If $\dfrac{{{\log }_{10}}25}{{{\log }_{10}}5}={{\log }_{10}}x$, then the value of x is equal to
(a) 10
(b) 5
(c) 2
(d) 100

Answer 1

Hint: We start solving the problem by using the fact $\dfrac{{{\log }_{a}}b}{{{\log }_{a}}c}={{\log }_{c}}b$ for the left-hand side of the given equation. We then use the fact ${{\log }_{a}}{{b}^{n}}=n{{\log }_{a}}b$ to proceed through the problem. We then use ${{\log }_{a}}a=1$ to proceed further through the problem. We then use the fact that if ${{\log }_{a}}b=c$, then $b={{a}^{c}}$ and make necessary calculations to get the desired value of x.

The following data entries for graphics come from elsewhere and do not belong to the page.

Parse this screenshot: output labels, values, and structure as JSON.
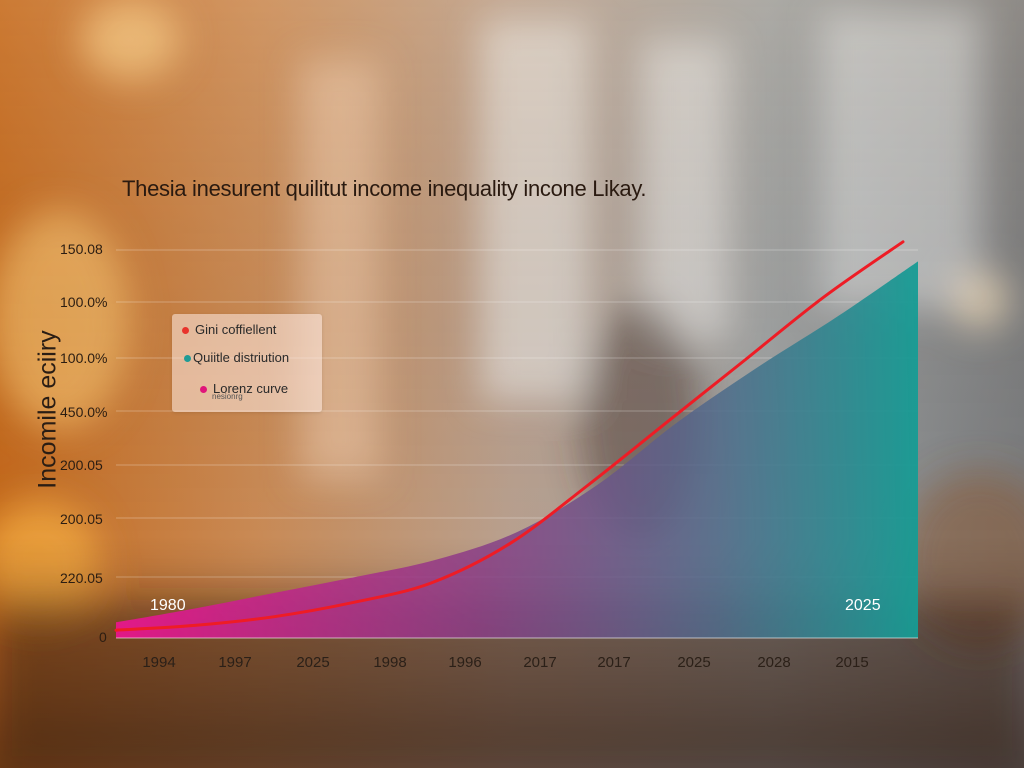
{
  "chart_data": {
    "type": "area",
    "title": "Thesia inesurent quilitut income inequality incone Likay.",
    "ylabel": "Incomile eciiry",
    "y_tick_labels": [
      "150.08",
      "100.0%",
      "100.0%",
      "450.0%",
      "200.05",
      "200.05",
      "220.05",
      "0"
    ],
    "x_tick_labels": [
      "1994",
      "1997",
      "2025",
      "1998",
      "1996",
      "2017",
      "2017",
      "2025",
      "2028",
      "2015"
    ],
    "inline_labels": {
      "start": "1980",
      "end": "2025"
    },
    "legend": {
      "placement": "upper-left",
      "items": [
        {
          "label": "Gini coffiellent",
          "color": "#e8332b"
        },
        {
          "label": "Quiitle distriution",
          "color": "#1f9b95"
        },
        {
          "label": "Lorenz curve",
          "color": "#e0157a"
        }
      ],
      "subtext": "nesionrg"
    },
    "series": [
      {
        "name": "Gini coffiellent",
        "type": "line",
        "color": "#e8202a",
        "values": [
          0.1,
          0.16,
          0.27,
          0.45,
          0.7,
          1.2,
          1.95,
          2.75,
          3.55,
          4.35,
          5.05
        ]
      },
      {
        "name": "Lorenz curve",
        "type": "area",
        "values": [
          0.2,
          0.38,
          0.58,
          0.78,
          1.0,
          1.35,
          1.95,
          2.75,
          3.45,
          4.1,
          4.8
        ]
      }
    ],
    "ylim": [
      0,
      5.2
    ],
    "grid": true,
    "colors": {
      "area_start": "#e8168c",
      "area_mid": "#7a4a86",
      "area_end": "#169c94",
      "line": "#ee1c25"
    }
  }
}
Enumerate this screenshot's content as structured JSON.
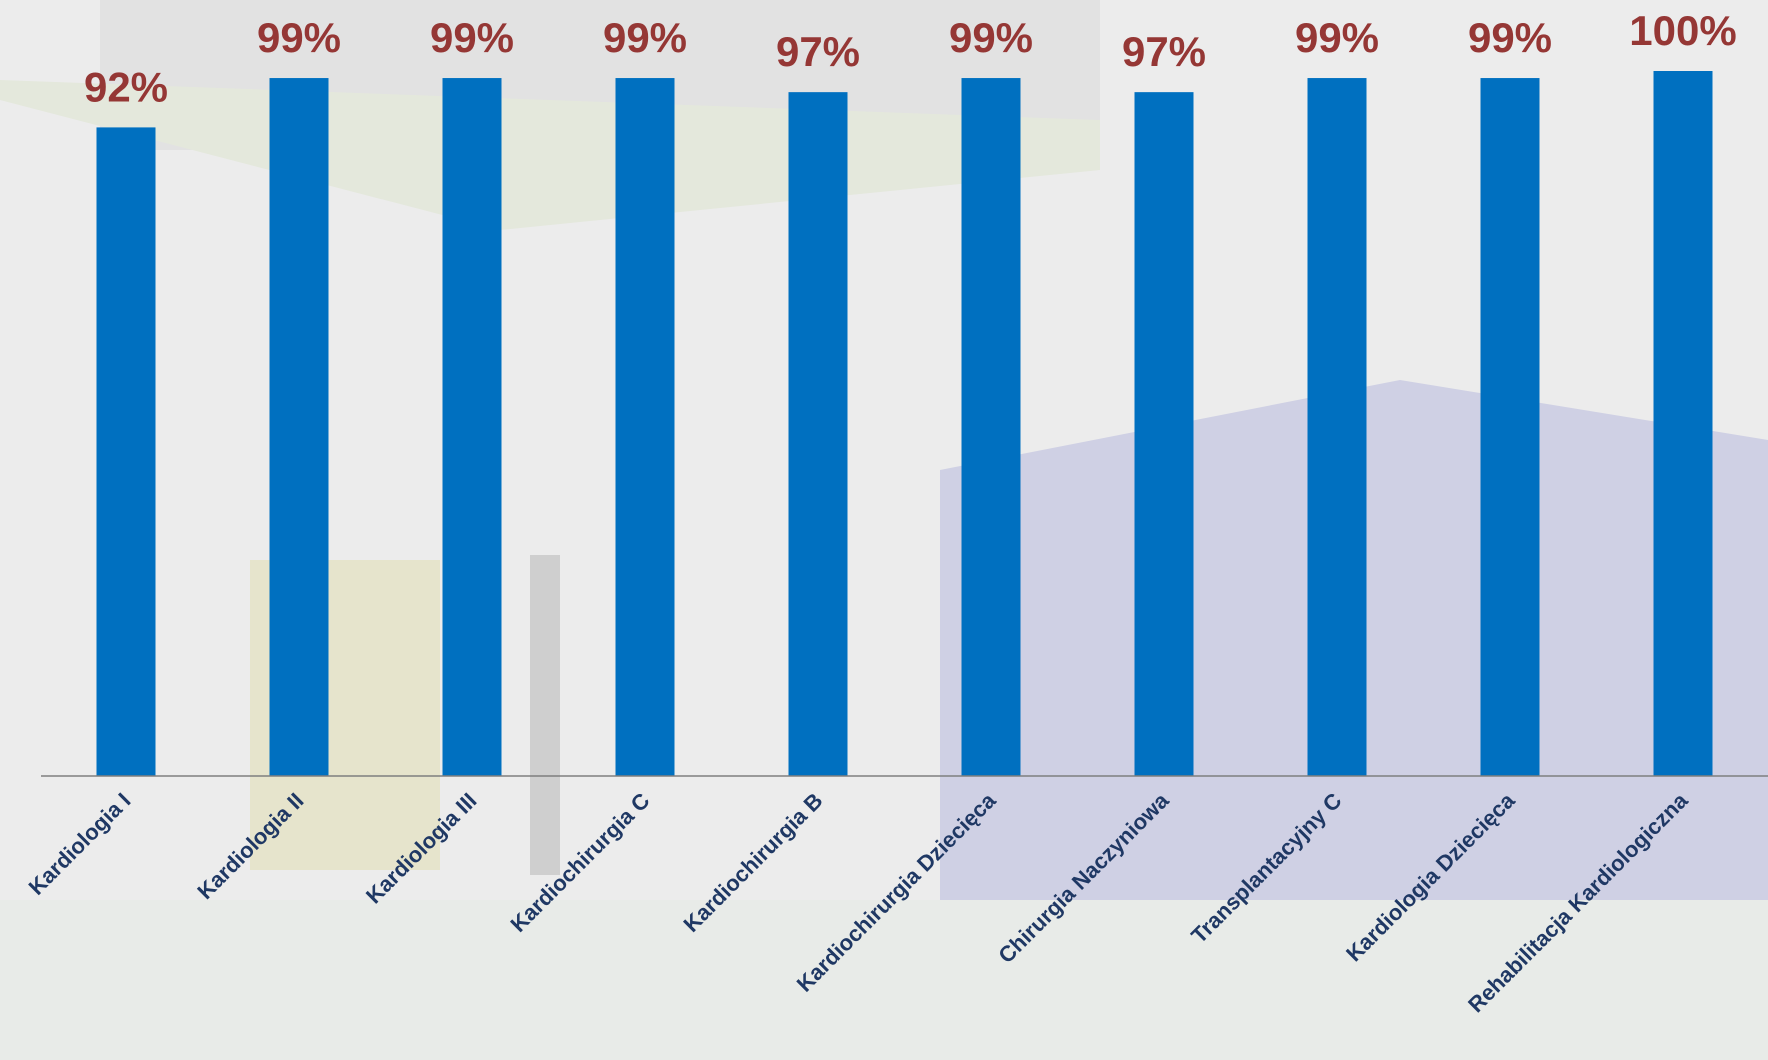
{
  "chart_data": {
    "type": "bar",
    "categories": [
      "Kardiologia I",
      "Kardiologia II",
      "Kardiologia III",
      "Kardiochirurgia C",
      "Kardiochirurgia B",
      "Kardiochirurgia Dziecięca",
      "Chirurgia Naczyniowa",
      "Transplantacyjny C",
      "Kardiologia Dziecięca",
      "Rehabilitacja Kardiologiczna"
    ],
    "values": [
      92,
      99,
      99,
      99,
      97,
      99,
      97,
      99,
      99,
      100
    ],
    "value_labels": [
      "92%",
      "99%",
      "99%",
      "99%",
      "97%",
      "99%",
      "97%",
      "99%",
      "99%",
      "100%"
    ],
    "color": "#0070c0",
    "ylim": [
      0,
      100
    ]
  }
}
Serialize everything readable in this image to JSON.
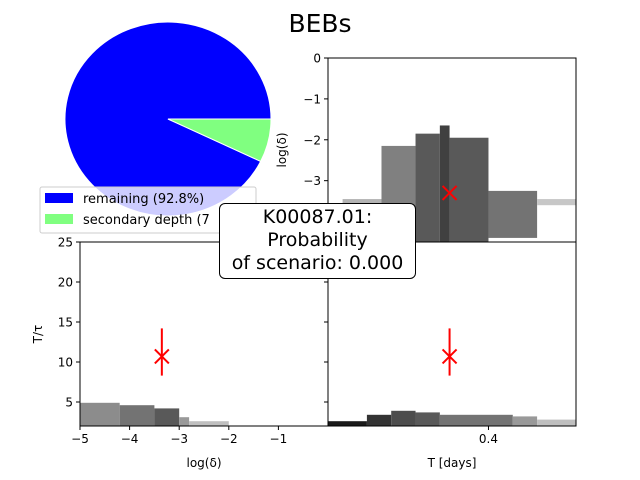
{
  "chart_data": [
    {
      "type": "pie",
      "title": "BEBs",
      "slices": [
        {
          "label": "remaining (92.8%)",
          "value": 92.8,
          "color": "#0000ff"
        },
        {
          "label": "secondary depth (7",
          "value": 7.2,
          "color": "#80ff80"
        }
      ],
      "legend_position": "lower-left"
    },
    {
      "type": "heatmap",
      "subplot": "top-right",
      "xlabel": "",
      "ylabel": "log(δ)",
      "xlim": [
        0.07,
        0.58
      ],
      "ylim": [
        -4.5,
        0
      ],
      "yticks": [
        "0",
        "−1",
        "−2",
        "−3"
      ],
      "xticks": [],
      "marker": {
        "x": 0.32,
        "y": -3.3,
        "color": "#ff0000"
      },
      "cells": [
        {
          "x0": 0.1,
          "x1": 0.18,
          "y0": -3.75,
          "y1": -3.45,
          "shade": 0.7
        },
        {
          "x0": 0.18,
          "x1": 0.25,
          "y0": -4.5,
          "y1": -2.15,
          "shade": 0.5
        },
        {
          "x0": 0.25,
          "x1": 0.3,
          "y0": -4.5,
          "y1": -1.85,
          "shade": 0.35
        },
        {
          "x0": 0.3,
          "x1": 0.32,
          "y0": -4.5,
          "y1": -1.65,
          "shade": 0.25
        },
        {
          "x0": 0.32,
          "x1": 0.4,
          "y0": -4.5,
          "y1": -1.95,
          "shade": 0.35
        },
        {
          "x0": 0.4,
          "x1": 0.5,
          "y0": -4.4,
          "y1": -3.25,
          "shade": 0.45
        },
        {
          "x0": 0.5,
          "x1": 0.58,
          "y0": -3.6,
          "y1": -3.45,
          "shade": 0.78
        }
      ]
    },
    {
      "type": "heatmap",
      "subplot": "bottom-left",
      "xlabel": "log(δ)",
      "ylabel": "T/τ",
      "xlim": [
        -5,
        0
      ],
      "ylim": [
        2,
        25
      ],
      "xticks": [
        "−5",
        "−4",
        "−3",
        "−2",
        "−1"
      ],
      "yticks": [
        "25",
        "20",
        "15",
        "10",
        "5"
      ],
      "marker": {
        "x": -3.35,
        "y": 10.7,
        "color": "#ff0000",
        "yerr": [
          8.3,
          14.2
        ]
      },
      "cells": [
        {
          "x0": -5,
          "x1": -4.2,
          "y0": 2,
          "y1": 4.9,
          "shade": 0.55
        },
        {
          "x0": -4.2,
          "x1": -3.5,
          "y0": 2,
          "y1": 4.6,
          "shade": 0.45
        },
        {
          "x0": -3.5,
          "x1": -3.0,
          "y0": 2,
          "y1": 4.2,
          "shade": 0.35
        },
        {
          "x0": -3.0,
          "x1": -2.8,
          "y0": 2,
          "y1": 3.1,
          "shade": 0.6
        },
        {
          "x0": -2.8,
          "x1": -2.0,
          "y0": 2,
          "y1": 2.6,
          "shade": 0.75
        }
      ]
    },
    {
      "type": "heatmap",
      "subplot": "bottom-right",
      "xlabel": "T [days]",
      "ylabel": "",
      "xlim": [
        0.07,
        0.58
      ],
      "ylim": [
        2,
        25
      ],
      "xticks": [
        "0.4"
      ],
      "marker": {
        "x": 0.32,
        "y": 10.7,
        "color": "#ff0000",
        "yerr": [
          8.3,
          14.2
        ]
      },
      "cells": [
        {
          "x0": 0.07,
          "x1": 0.15,
          "y0": 2,
          "y1": 2.6,
          "shade": 0.1
        },
        {
          "x0": 0.15,
          "x1": 0.2,
          "y0": 2,
          "y1": 3.4,
          "shade": 0.2
        },
        {
          "x0": 0.2,
          "x1": 0.25,
          "y0": 2,
          "y1": 3.9,
          "shade": 0.3
        },
        {
          "x0": 0.25,
          "x1": 0.3,
          "y0": 2,
          "y1": 3.7,
          "shade": 0.35
        },
        {
          "x0": 0.3,
          "x1": 0.45,
          "y0": 2,
          "y1": 3.4,
          "shade": 0.45
        },
        {
          "x0": 0.45,
          "x1": 0.5,
          "y0": 2,
          "y1": 3.2,
          "shade": 0.6
        },
        {
          "x0": 0.5,
          "x1": 0.58,
          "y0": 2,
          "y1": 2.8,
          "shade": 0.75
        }
      ]
    }
  ],
  "annotation": {
    "line1": "K00087.01:",
    "line2": "Probability",
    "line3": "of scenario: 0.000"
  }
}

Complete step-by-step answer:
According to the problem, we have the value of $\dfrac{{{\log }_{10}}25}{{{\log }_{10}}5}$ equals ${{\log }_{10}}x$. We need to find the value of x.
We have $\dfrac{{{\log }_{10}}25}{{{\log }_{10}}5}={{\log }_{10}}x$ ---(1).
We know that $\dfrac{{{\log }_{a}}b}{{{\log }_{a}}c}={{\log }_{c}}b$ for positive values of ‘a’ (except1), ‘b’ and ‘c’ (except1). We use this result in equation (1).
$\Rightarrow {{\log }_{5}}25={{\log }_{10}}x$.
$\Rightarrow {{\log }_{5}}{{5}^{2}}={{\log }_{10}}x$ ---(2).
We know that ${{\log }_{a}}{{b}^{n}}=n{{\log }_{a}}b$for positive values of ‘a’ (except 1) and ‘b’. We use this result in equation (2).
$\Rightarrow 2{{\log }_{5}}5={{\log }_{10}}x$ ---(3).
We know that ${{\log }_{a}}a=1$ for any positive value of ‘a’ (except 1). We use this result in equation (3).
$\Rightarrow 2\times 1={{\log }_{10}}x$.
$\Rightarrow 2={{\log }_{10}}x$ ---(4).
We know that if ${{\log }_{a}}b=c$, then $b={{a}^{c}}$ for any positive values of ‘a’ (except 1) and ‘b’. We use this result in equation (4).
$\Rightarrow x={{10}^{2}}$.
$\Rightarrow x=100$.
We have found the value of x as 100.
∴ The value of x is 100.
The correct option for the given problem is (d).

Note: Before solving the problem, we need to make sure that the base and number that we are applying log are positive. Because logarithms apply only for the positive base (except 1). We should not directly divide the numbers that were not present in base i.e., $\dfrac{{{\log }_{a}}x}{{{\log }_{a}}y}\ne {{\log }_{a}}\left( \dfrac{x}{y} \right)$. Similarly, we can expect problems that require use of multiplication and division properties of logarithms.